Microelectronics Manufacturing Engineering Master of engineering degree

The ME in microelectronics manufacturing engineering provides a broad-based education for students who are interested in a career in the semiconductor industry and hold a bachelor’s degree in traditional engineering or other science disciplines.

Program outcomes

After completing the program, students will be able to:

• Design and understand a sequence of processing steps to fabricate a solid state device to meet a set of geometric, electrical, and/or processing parameters.
• Analyze experimental electrical data from a solid state device to extract performance parameters for comparison to modeling parameters used in the device design.
• Understand current lithographic materials, processes, and systems to meet imaging and/or device patterning requirements.
• Understand the relevance of a process or device, either proposed or existing, to current manufacturing practices.
• Perform in a microelectronic engineering environment, as evidenced by an internship.
• Appreciate the areas of specialty in the field of microelectronics, such as device engineering, circuit design, lithography, materials and processes, and yield and manufacturing.

Plan of study

The Me degree is comprised of core courses, elective courses, research seminars, and an internship. Under certain circumstances, a student may be required to complete bridge courses totaling more than the minimum number of credits. Students complete courses in microelectronics, microlithography, and manufacturing.

Microelectronics

Microelectronics courses cover major aspects of integrated circuit manufacturing technology such as oxidation, diffusion, ion implantation, chemical vapor deposition, metallization, plasma etching, etc. These courses emphasize modeling and simulation techniques as well as hands-on laboratory verification of these processes. Students use special software tools for these processes. In the laboratory students design and fabricate silicon MOS integrated circuits. They learn how to utilize most of the semiconductor processing equipment and how to develop and create a process, manufacture and test their own integrated circuits.

Microlithography

The microlithography courses are advanced courses in the chemistry, physics and processing involved in microlithography. Optical lithography will be studied through diffraction, Fourier and image assessment techniques. Scalar diffraction models will be utilized to simulate aerial image formation and influences of imaging parameters. Positive and negative resist systems, as well as processes for IC application, will be studied. Advanced topics will include chemically amplified resists; multiple layer resist systems; phase shift masks, and electron beam, x-ray and deep UV lithography. Laboratory exercises include projection system design, resist materials characterization, process optimization, electron beam lithography and excimer laser lithography.

Manufacturing

The manufacturing course include topics such as scheduling, work-in-progress tracking, costing, inventory control, capital budgeting, productivity measures and personnel management. Concepts of quality and statistical process control are introduced to the students. The laboratory for this course is the student-run factory functioning in the department. Important issues that include measurement of yield, defect density, wafer mapping, control charts and other manufacturing measurement tools are introduced to the students in the lecture and laboratory. Computer integrated manufacturing is also studied in detail. Process modeling, simulation, direct control, computer networking, database systems, linking application programs, facility monitoring, expert systems applications for diagnosis and training and robotics are all introduced and supported by laboratory experiences in the integrated circuit factory at RIT. An online version of the ME in microelectronic manufacturing engineering is available for engineers employed in the semiconductor industry. 

Internship

The program requires students to complete an internship. This requirement provides a structured and supervised work experience that enables students to gain job-related skills that assist them in achieving their desired career goals.
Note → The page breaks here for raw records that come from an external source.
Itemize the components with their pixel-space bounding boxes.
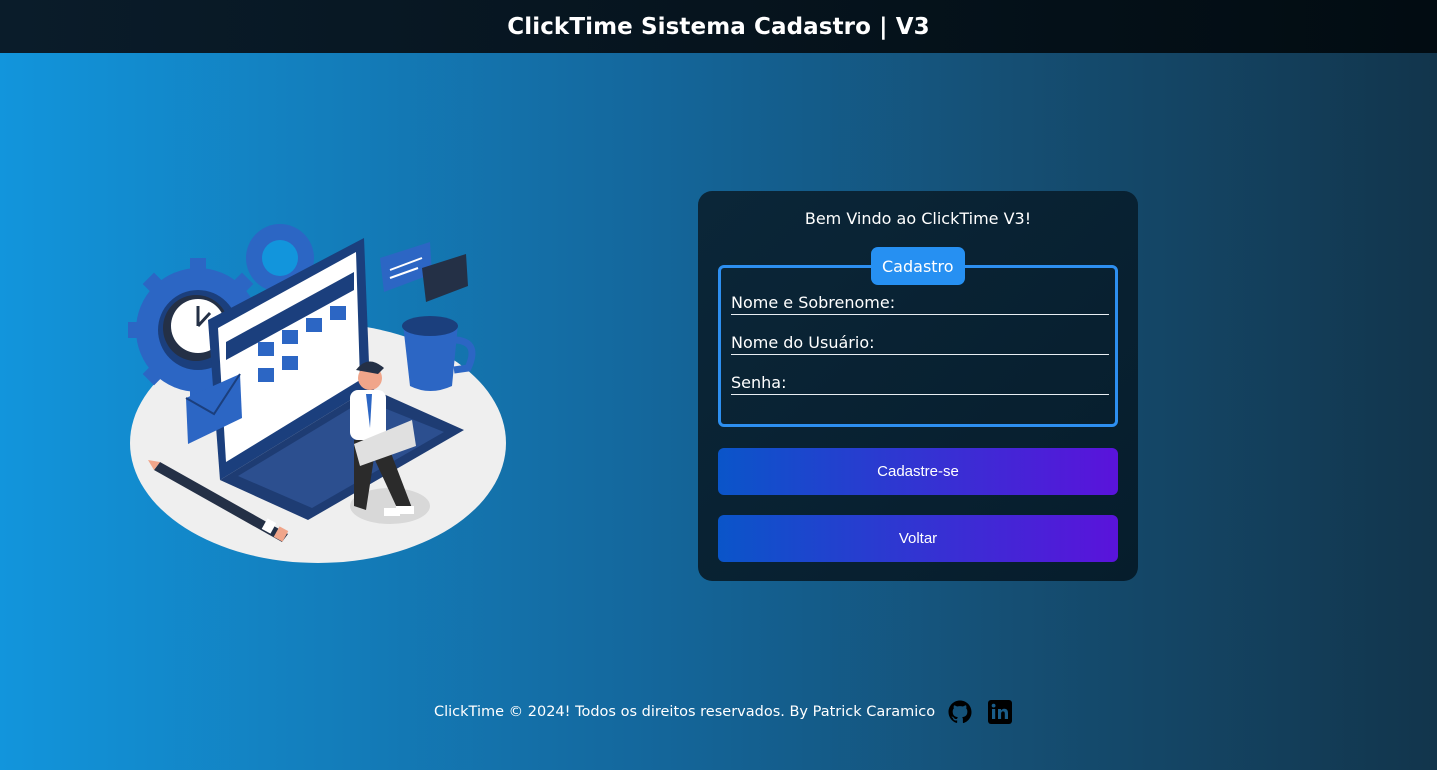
footer-text: ClickTime © 2024! Todos os direitos rese…: [434, 704, 936, 720]
top-header: ClickTime Sistema Cadastro | V3: [0, 0, 1437, 53]
register-button[interactable]: Cadastre-se: [718, 448, 1118, 495]
chat-bubble-icon: [380, 242, 468, 302]
fieldset-legend: Cadastro: [871, 247, 965, 285]
github-icon[interactable]: [948, 700, 972, 724]
back-button[interactable]: Voltar: [718, 515, 1118, 562]
page-title: ClickTime Sistema Cadastro | V3: [507, 13, 930, 40]
username-field[interactable]: Nome do Usuário:: [731, 329, 1109, 355]
password-input[interactable]: [731, 369, 1109, 394]
username-input[interactable]: [731, 329, 1109, 354]
footer: ClickTime © 2024! Todos os direitos rese…: [434, 698, 1013, 726]
full-name-input[interactable]: [731, 289, 1109, 314]
welcome-text: Bem Vindo ao ClickTime V3!: [804, 209, 1032, 228]
full-name-field[interactable]: Nome e Sobrenome:: [731, 289, 1109, 315]
password-field[interactable]: Senha:: [731, 369, 1109, 395]
linkedin-icon[interactable]: [988, 700, 1013, 724]
office-illustration: [128, 224, 506, 563]
register-card: Bem Vindo ao ClickTime V3! Cadastro Nome…: [698, 191, 1138, 581]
Students with prior engineering-related job experience may submit a request for credit by experience with the department head. Supported by a letter from the appropriate authority substantiating the student’s job responsibility, duration, and performance quality, a student may be able to waive the internship if a previous work experience fulfills this requirement.

For students who are not working in the semiconductor industry while enrolled in this program, the internship can be completed at RIT. It involves an investigation or study of a subject or process directly related to microelectronic engineering under the supervision of a faculty advisor. An internship may be taken any time after the completion of the first semester, and may be designed in a number of ways. At the conclusion of the internship, submission of a final internship report to the faculty advisor and program director is required.